Commentaire sur le psaume 10

Nous n’avons rien à craindre devant les attaques du démon et notre salut n’est pas dans la fuite, car Dieu protège le juste.

I- Le texte du Psaume[1]

01 Auprès du Seigneur j’ai mon refuge.

Comment pouvez-vous me dire : Oiseaux, fuyez à la montagne !

02 Voici que les méchants tendent l’arc :

ils ajustent leur flèche à la corde pour viser dans l’ombre l’homme au cœur droit.

03 Quand sont ruinées les fondations, que peut faire le juste ?

04 Mais le Seigneur, dans son temple saint,

le Seigneur, dans les cieux où il trône, garde les yeux ouverts sur le monde.

Il voit, il scrute les hommes ;

05 le Seigneur a scruté le juste et le méchant : l’ami de la violence, il le hait.

06 Il fera pleuvoir ses fléaux sur les méchants,

feu et soufre et vent de tempête ; c’est la coupe qu’ils auront en partage.

07 Vraiment, le Seigneur est juste ;

il aime toute justice : les hommes droits le verront face à face.

II – Un drame en deux actes…

Au lever du rideau, le psalmiste est en scène, face à son entourage.
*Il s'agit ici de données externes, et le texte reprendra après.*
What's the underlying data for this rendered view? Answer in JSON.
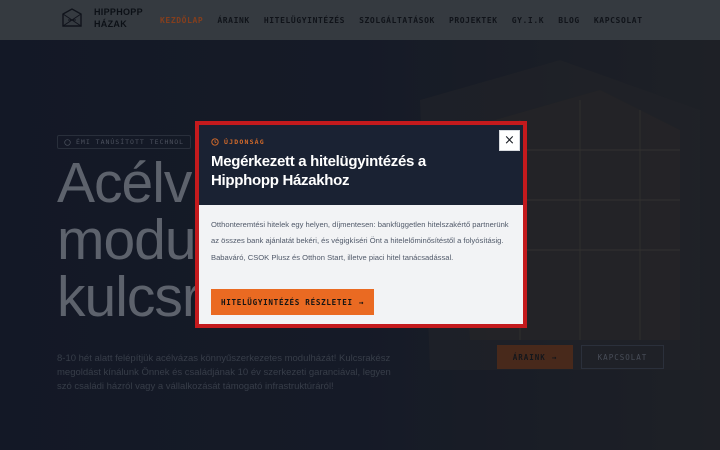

Il s’adresse à ses amis, dans une sorte d’invective : (cf. v.1-3) « Dans le Seigneur j’ai trouvé mon refuge, comment pouvez-vous me dire de fuir dans la montagne comme l’oiseau poursuivi par un chasseur ? ». Car ce que voient les amis, c’est le ciel qui s’obscurcit pour le juste : les impies se tiennent dans l’ombre pour le faire périr… et pour eux, il n’y a plus d’autre solution que de fuir, tout est ruiné…
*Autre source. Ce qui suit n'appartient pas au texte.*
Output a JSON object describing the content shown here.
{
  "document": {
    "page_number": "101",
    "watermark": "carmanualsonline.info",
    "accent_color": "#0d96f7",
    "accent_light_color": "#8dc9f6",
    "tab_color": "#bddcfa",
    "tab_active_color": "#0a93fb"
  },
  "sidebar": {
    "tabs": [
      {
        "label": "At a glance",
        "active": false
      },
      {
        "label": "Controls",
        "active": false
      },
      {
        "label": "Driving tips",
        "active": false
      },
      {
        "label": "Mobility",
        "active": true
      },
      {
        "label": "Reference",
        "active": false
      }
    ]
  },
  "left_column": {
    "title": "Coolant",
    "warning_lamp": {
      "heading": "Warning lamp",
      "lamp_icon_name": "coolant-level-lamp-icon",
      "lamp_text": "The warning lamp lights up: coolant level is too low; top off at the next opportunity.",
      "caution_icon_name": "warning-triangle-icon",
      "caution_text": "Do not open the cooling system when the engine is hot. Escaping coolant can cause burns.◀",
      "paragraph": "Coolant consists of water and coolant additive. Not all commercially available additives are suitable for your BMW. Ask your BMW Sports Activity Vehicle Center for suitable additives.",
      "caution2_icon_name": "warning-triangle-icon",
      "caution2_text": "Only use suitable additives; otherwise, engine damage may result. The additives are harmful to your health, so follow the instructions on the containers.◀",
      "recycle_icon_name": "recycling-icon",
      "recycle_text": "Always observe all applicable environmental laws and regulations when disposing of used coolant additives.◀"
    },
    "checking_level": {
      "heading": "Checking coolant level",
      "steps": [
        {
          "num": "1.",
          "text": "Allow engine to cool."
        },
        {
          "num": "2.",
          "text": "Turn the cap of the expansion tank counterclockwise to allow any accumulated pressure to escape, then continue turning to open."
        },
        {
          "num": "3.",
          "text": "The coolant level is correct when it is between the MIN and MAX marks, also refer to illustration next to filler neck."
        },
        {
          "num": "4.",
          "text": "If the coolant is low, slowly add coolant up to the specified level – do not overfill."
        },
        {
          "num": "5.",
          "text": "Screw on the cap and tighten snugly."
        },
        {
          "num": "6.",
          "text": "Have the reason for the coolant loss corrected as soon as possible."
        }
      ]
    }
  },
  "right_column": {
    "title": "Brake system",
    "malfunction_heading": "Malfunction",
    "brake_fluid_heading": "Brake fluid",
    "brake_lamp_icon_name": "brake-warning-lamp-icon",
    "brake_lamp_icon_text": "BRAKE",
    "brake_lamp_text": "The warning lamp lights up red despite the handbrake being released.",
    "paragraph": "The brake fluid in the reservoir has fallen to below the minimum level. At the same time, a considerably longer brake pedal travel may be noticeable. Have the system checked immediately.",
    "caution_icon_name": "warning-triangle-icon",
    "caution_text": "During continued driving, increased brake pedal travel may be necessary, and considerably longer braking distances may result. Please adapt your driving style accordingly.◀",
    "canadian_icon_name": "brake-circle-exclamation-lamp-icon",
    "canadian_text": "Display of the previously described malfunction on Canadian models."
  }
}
Mais voilà que brusquement le ton change (cf. v. 4-7) : nous sommes transportés au Ciel, où siège le Seigneur ; de là, Il regarde le monde, et Il voit. Il voit même bien plus loin que les hommes : Il voit leurs cœurs, et juge leurs actes avec justice. Juge attentif, il fera pleuvoir sur les méchants, comme jadis à Sodome, « feu et soufre et vent de tempête » : ce second acte qui met en scène le « jugement de Yahvé » justifie donc pleinement la confiance du juste, même si, pour le moment, il reste dans le monde : « Je ne prie pas pour que tu les retires du monde, mais pour que tu les gardes du Mauvais. » dit Jésus dans sa prière du Jeudi Saint (Jn 17,15) et encore : « Dans le monde, vous avez à souffrir, mais courage ! Moi, je suis vainqueur du monde. » (Jn 16,33)

« Non, il ne dort pas, ne sommeille pas, le gardien d’Israël. Le Seigneur, ton gardien, le Seigneur, ton ombrage, se tient près de toi. » (Ps. 120, v.4-5)

III – Les paupières de Dieu : sa Providence

Pour plusieurs Pères de l’Eglise, les paupières de Dieu (on peut traduire au verset 4 : « ses paupières scrutent les hommes ») sont comme la Providence de Dieu, qui scrute les hommes, attentif à leurs besoins et à leurs actes. Ainsi, Saint Cyrille d’Alexandrie dit « En regardant, Dieu sauve », et Origène : « [Le Seigneur] voit tout, et gratifie le pauvre de la faveur que donne ce regard, protégeant magnifiquement. ». Eusèbe commente ainsi : « Dieu fait au pauvre cette grâce, que la puissance de Dieu (ses paupières) le protège en le regardant. Mais les paupières scrutent et il est bon que Dieu scrute aussi le pauvre pour qu’il ne tombe pas dans le péché. »

IV- Avec Jean-Paul II…

Extraits de son audience générale sur le Psaume 10 [2]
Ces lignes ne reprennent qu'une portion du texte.